Better Embassies Might Fix America’s PR Problem


The US embassy in Baghdad opened for business earlier this month, to a collective shudder from all corners of the architecture world. Eesh, it’s bad. It’s everything an embassy shouldn’t be: imposing, fortress-like, and frightening, one security measure after another, piled up into some semblance of architecture. A bunker, and not even a glorified one. Why must we suffer with these embassy blues?

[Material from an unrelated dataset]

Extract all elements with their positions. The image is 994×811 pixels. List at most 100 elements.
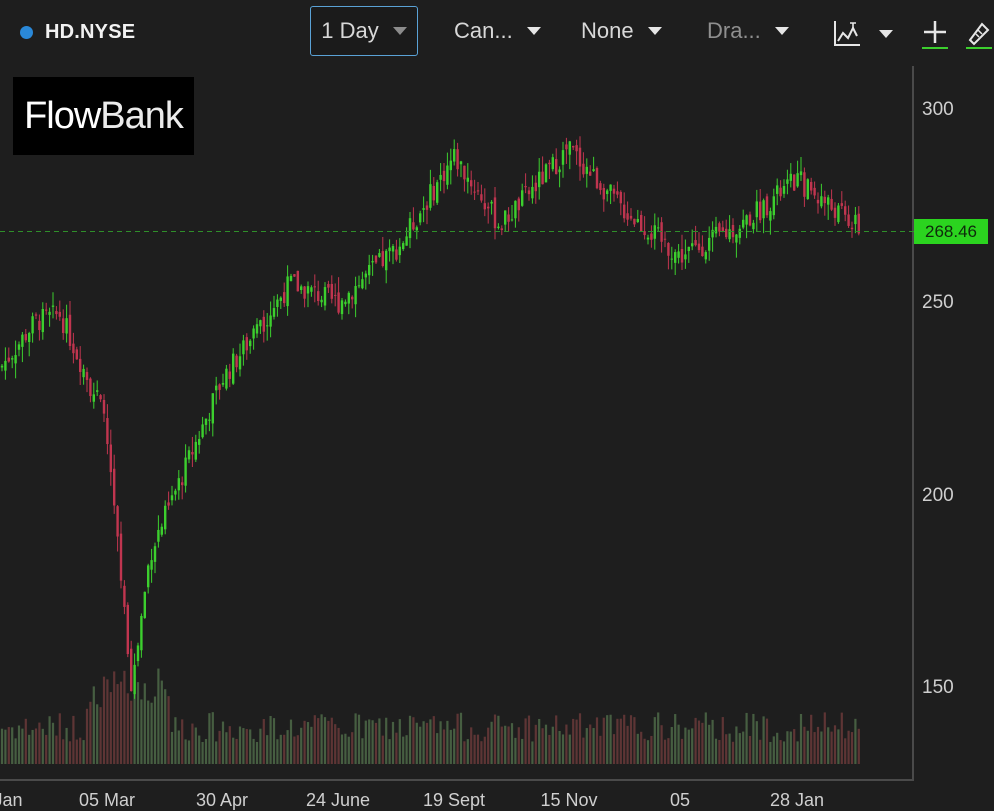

All architecture is political. It can do great things — watch the final scenes of My Architect and you’ll see what we mean. Architecture shows who we are as a society, for better or for worse, but good architecture shows, yes, who we want to be. And what better place to advertise a country’s best qualities than an embassy? Problem is, buildings aren’t just monuments, they have to do things, and in the case of embassies, the US doesn’t try to hide priority number one: not getting blown up. The 1998 bombings at our embassies in Kenya and Tanzania led to a huge building boom surge — sixty new, higher-security embassies have gone up around the world since 2000.

For the new one in London, Uncle Sam pointed his finger at the biggest and best in the country: Richard Meier; Morphosis; Gwathmey Siegel; Kallmann, McKinnell, and Wood; KeiranTimberlake; Kohn Pedersen Fox; Pei Cobb Freed; Perkins + Will; and Skidmore, Owings, and Merrill. Obviously, we’re trying to make a good impression. So Richard, Thom, Charles, and all the rest, if you’re reading this — take heed.